Test files live in the tests/ directory mirroring the source structure:
tests/cost/cohere-wrapper.test.ts — mocks the Cohere SDK via vi.mock and tests chat(), chatStream(), error propagation, token accounting, and span ID uniqueness. Verifies that tenantId and feature propagate into the returned CostSpan.
tests/cost/cohere-wrapper-no-telemetry.test.ts — tests the InstrumentedCohereClient in isolation without the telemetry layer initialised, verifying that the wrapper degrades gracefully when tracing is unavailable.
tests/api/dashboard/route.test.ts — tests POST and GET handlers end-to-end via NextRequest, including validation errors, bucket merging, and date-range filtering.
tests/lib/budget-watch.test.ts — tests threshold alerts, zero spend, error handling, start()/stop() lifecycle, and withinBudget() gating.
tests/instrumentation.test.ts — tests that register() calls initTelemetry() only when NEXT_RUNTIME === "nodejs".
tests/lib/config.test.ts — tests loadCohereConfig() with various env var combinations, fallback defaults, and Zod validation failures.

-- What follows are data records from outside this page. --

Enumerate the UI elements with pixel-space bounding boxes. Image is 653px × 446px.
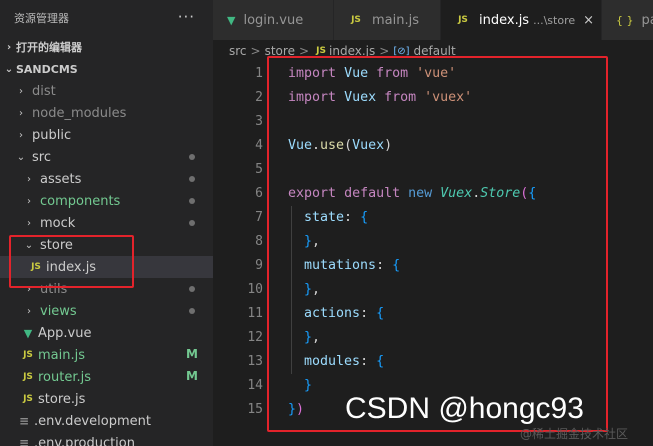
js-file-icon: JS [23, 350, 33, 360]
watermark-sub: @稀土掘金技术社区 [520, 427, 629, 441]
chevron-right-icon: › [27, 217, 31, 229]
tab-index-js[interactable]: JS index.js ...\store × [441, 0, 602, 40]
tab-main-js[interactable]: JS main.js [334, 0, 441, 40]
tree-item-router-js[interactable]: JS router.js M [0, 366, 213, 388]
modified-badge: M [186, 347, 198, 361]
line-number: 9 [255, 258, 263, 273]
line-number: 4 [255, 138, 263, 153]
line-number: 2 [255, 90, 263, 105]
chevron-down-icon: ⌄ [16, 151, 26, 163]
line-number: 1 [255, 66, 263, 81]
line-number-gutter: 1 2 3 4 5 6 7 8 9 10 11 12 13 14 15 [213, 62, 263, 422]
tree-item-env-development[interactable]: ≡ .env.development [0, 410, 213, 432]
line-number: 3 [255, 114, 263, 129]
chevron-right-icon: › [27, 173, 31, 185]
tree-item-assets[interactable]: › assets [0, 168, 213, 190]
tree-item-public[interactable]: › public [0, 124, 213, 146]
store-highlight-annotation [9, 235, 134, 288]
line-number: 15 [247, 402, 263, 417]
tree-item-node-modules[interactable]: › node_modules [0, 102, 213, 124]
json-file-icon: { } [616, 13, 634, 27]
chevron-right-icon: › [6, 41, 12, 53]
project-section[interactable]: ⌄ SANDCMS [0, 58, 213, 80]
line-number: 10 [247, 282, 263, 297]
settings-file-icon: ≡ [18, 414, 30, 428]
modified-dot [189, 198, 195, 204]
js-file-icon: JS [351, 15, 361, 25]
tab-login-vue[interactable]: ▼ login.vue [213, 0, 334, 40]
symbol-icon: [⊘] [393, 45, 410, 57]
js-file-icon: JS [316, 46, 326, 56]
modified-dot [189, 220, 195, 226]
modified-dot [189, 286, 195, 292]
chevron-right-icon: › [27, 195, 31, 207]
js-file-icon: JS [458, 15, 468, 25]
tree-item-main-js[interactable]: JS main.js M [0, 344, 213, 366]
chevron-right-icon: › [19, 129, 23, 141]
js-file-icon: JS [23, 394, 33, 404]
vue-file-icon: ▼ [23, 326, 33, 340]
tree-item-components[interactable]: › components [0, 190, 213, 212]
open-editors-section[interactable]: › 打开的编辑器 [0, 36, 213, 58]
js-file-icon: JS [23, 372, 33, 382]
line-number: 12 [247, 330, 263, 345]
chevron-right-icon: › [19, 85, 23, 97]
line-number: 11 [247, 306, 263, 321]
line-number: 7 [255, 210, 263, 225]
line-number: 5 [255, 162, 263, 177]
line-number: 13 [247, 354, 263, 369]
tab-package-json[interactable]: { } pac [602, 0, 653, 40]
settings-file-icon: ≡ [18, 436, 30, 446]
vue-file-icon: ▼ [227, 13, 236, 27]
explorer-title: 资源管理器 ··· [14, 8, 195, 26]
chevron-right-icon: › [27, 305, 31, 317]
tree-item-mock[interactable]: › mock [0, 212, 213, 234]
chevron-right-icon: › [19, 107, 23, 119]
tree-item-app-vue[interactable]: ▼ App.vue [0, 322, 213, 344]
more-actions-icon[interactable]: ··· [178, 8, 195, 26]
editor-tabs: ▼ login.vue JS main.js JS index.js ...\s… [213, 0, 653, 40]
close-icon[interactable]: × [583, 13, 594, 28]
code-highlight-annotation [267, 56, 608, 432]
modified-badge: M [186, 369, 198, 383]
chevron-down-icon: ⌄ [4, 63, 14, 75]
watermark: CSDN @hongc93 [345, 392, 584, 425]
modified-dot [189, 308, 195, 314]
line-number: 14 [247, 378, 263, 393]
breadcrumb-src[interactable]: src [229, 44, 247, 58]
tree-item-store-js[interactable]: JS store.js [0, 388, 213, 410]
modified-dot [189, 154, 195, 160]
tree-item-views[interactable]: › views [0, 300, 213, 322]
modified-dot [189, 176, 195, 182]
tree-item-env-production[interactable]: ≡ .env.production [0, 432, 213, 446]
explorer-sidebar: 资源管理器 ··· › 打开的编辑器 ⌄ SANDCMS › dist › no… [0, 0, 213, 446]
line-number: 6 [255, 186, 263, 201]
line-number: 8 [255, 234, 263, 249]
tree-item-dist[interactable]: › dist [0, 80, 213, 102]
tree-item-src[interactable]: ⌄ src [0, 146, 213, 168]
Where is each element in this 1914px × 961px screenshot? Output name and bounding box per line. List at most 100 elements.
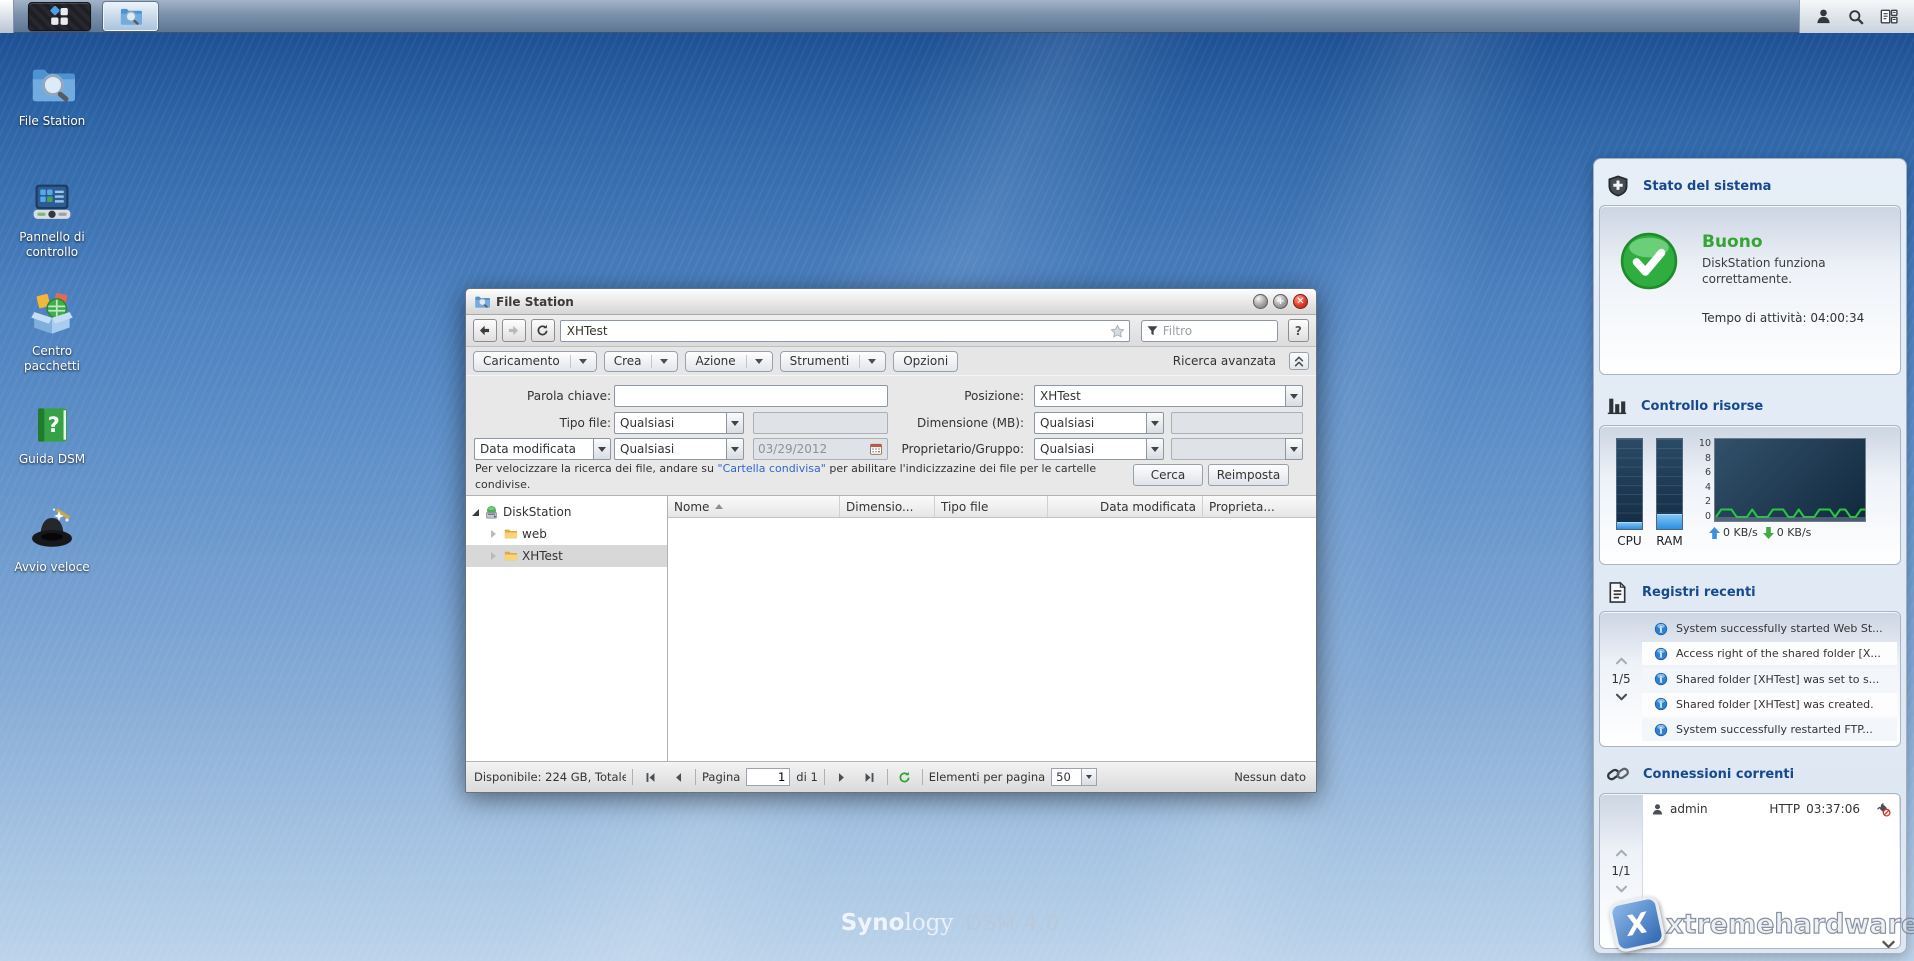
chevron-down-icon[interactable] [1146,412,1164,434]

tests/index.test.ts — verifies the public barrel exports, confirming that createInstrumentedCohere, BudgetWatcher, initTelemetry, and shutdownTelemetry are all exported correctly.
All tests mock external network calls (cohere-ai, langfuse, @reaatech/* packages) via vi.mock — no live HTTP from tests.
Next steps
Add a real database backend — replace the in-memory costStore array in the dashboard route with a SQLite or PostgreSQL table so spend data survives restarts.
Extend custom pricing — call addCustomPricing() with your own negotiated Cohere rates or support additional models like command-r7b-12-2024.
Wire up Helicone — the helicone package is already in the dependency list. Route Cohere calls through the Helicone proxy for an alternative cost dashboard and request replay.
Deploy to production — set the env vars on your hosting platform (Vercel, Railway, Fly.io) and point the OTLP exporter at a managed Langfuse instance or your own OpenTelemetry collector.